NT tries to stave off economic crisis

Greg Roberts

Northern Territory Chief Minister Michael Gunner has warned Territorians they will face an economic and health crisis from the coronavirus if they don't work together to protect local businesses.

Mr Gunner spoke to business leaders in Darwin on Monday to discuss how to protect the economy, ahead of releasing the NT's own stimulus on top of the $17.6 billion federal package.

Business groups were briefed on forecasts for the NT and on how best to stimulate the economy, including spending money on "screwdriver-ready projects", he said.

The Territory has been the nation's worst-performing economy over the last year, according to according to the quarterly State of the States report by CommSec.

NT deputy chief health officer Dianne Stephens said she was confident that COVID-19 was not in the Territory other than the one reported case, because of the work being done to contain it.

"Eventually we will have COVID-19 in our community, we will recover from it and we will develop herd immunity and we will go on with our lives, it will just become another disease in the background," she said.

The Gunner Government is overhauling its 2020-21 Budget in response to the coronavirus pandemic to release the stimulus package, which will add to a forecast deficit of $1.049 billion and net debt of $5.93 billion.

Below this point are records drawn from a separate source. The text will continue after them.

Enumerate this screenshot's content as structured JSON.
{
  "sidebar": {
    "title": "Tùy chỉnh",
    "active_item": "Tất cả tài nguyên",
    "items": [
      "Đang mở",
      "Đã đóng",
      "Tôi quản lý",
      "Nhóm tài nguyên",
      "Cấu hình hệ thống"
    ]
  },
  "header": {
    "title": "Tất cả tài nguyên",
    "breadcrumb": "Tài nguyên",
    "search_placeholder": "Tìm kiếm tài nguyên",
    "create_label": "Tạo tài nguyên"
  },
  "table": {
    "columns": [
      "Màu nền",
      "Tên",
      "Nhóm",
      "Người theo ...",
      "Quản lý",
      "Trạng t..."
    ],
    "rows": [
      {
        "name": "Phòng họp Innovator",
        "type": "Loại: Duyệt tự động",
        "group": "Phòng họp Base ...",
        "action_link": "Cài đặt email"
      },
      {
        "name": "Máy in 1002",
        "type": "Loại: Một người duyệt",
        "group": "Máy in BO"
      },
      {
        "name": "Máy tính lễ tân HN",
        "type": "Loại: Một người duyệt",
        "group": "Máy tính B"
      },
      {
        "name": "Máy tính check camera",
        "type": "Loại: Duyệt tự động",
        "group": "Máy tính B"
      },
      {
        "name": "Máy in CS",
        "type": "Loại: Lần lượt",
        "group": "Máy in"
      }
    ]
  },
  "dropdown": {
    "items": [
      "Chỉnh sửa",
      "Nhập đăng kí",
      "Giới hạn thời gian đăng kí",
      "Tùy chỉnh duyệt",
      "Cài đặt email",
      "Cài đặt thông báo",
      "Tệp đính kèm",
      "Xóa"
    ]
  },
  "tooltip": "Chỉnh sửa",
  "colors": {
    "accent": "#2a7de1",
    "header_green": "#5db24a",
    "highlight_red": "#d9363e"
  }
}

The coronavirus would deliver a "whack to both the revenue and expenditure side of the budget", Mr Gunner said.

"That is just going to happen but the advice from the governor of the Reserve Bank and Treasury is that now is the time to act, go hard and go early, you can not wait.

"We have got to work together and stick together ... the most important people in this fight are Territorians, we need you shopping locally, supporting local businesses, local workers, our shops need you right now.

The chief minister said the government had put a stop on all work-related interstate travel and to remote indigenous communities - which historically are more at risk from global pandemics - barring exceptional circumstances.

Fines and six-month jail terms could apply to anyone who doesn't self-isolate as required after being overseas, but Mr Gunner said he expected people to do the right thing.

Mass gatherings of more than 500 people will be banned, although schools and universities will stay open and Darwin's famed tourist markets including Mindil Beach will operate as they are deemed an acceptable risk.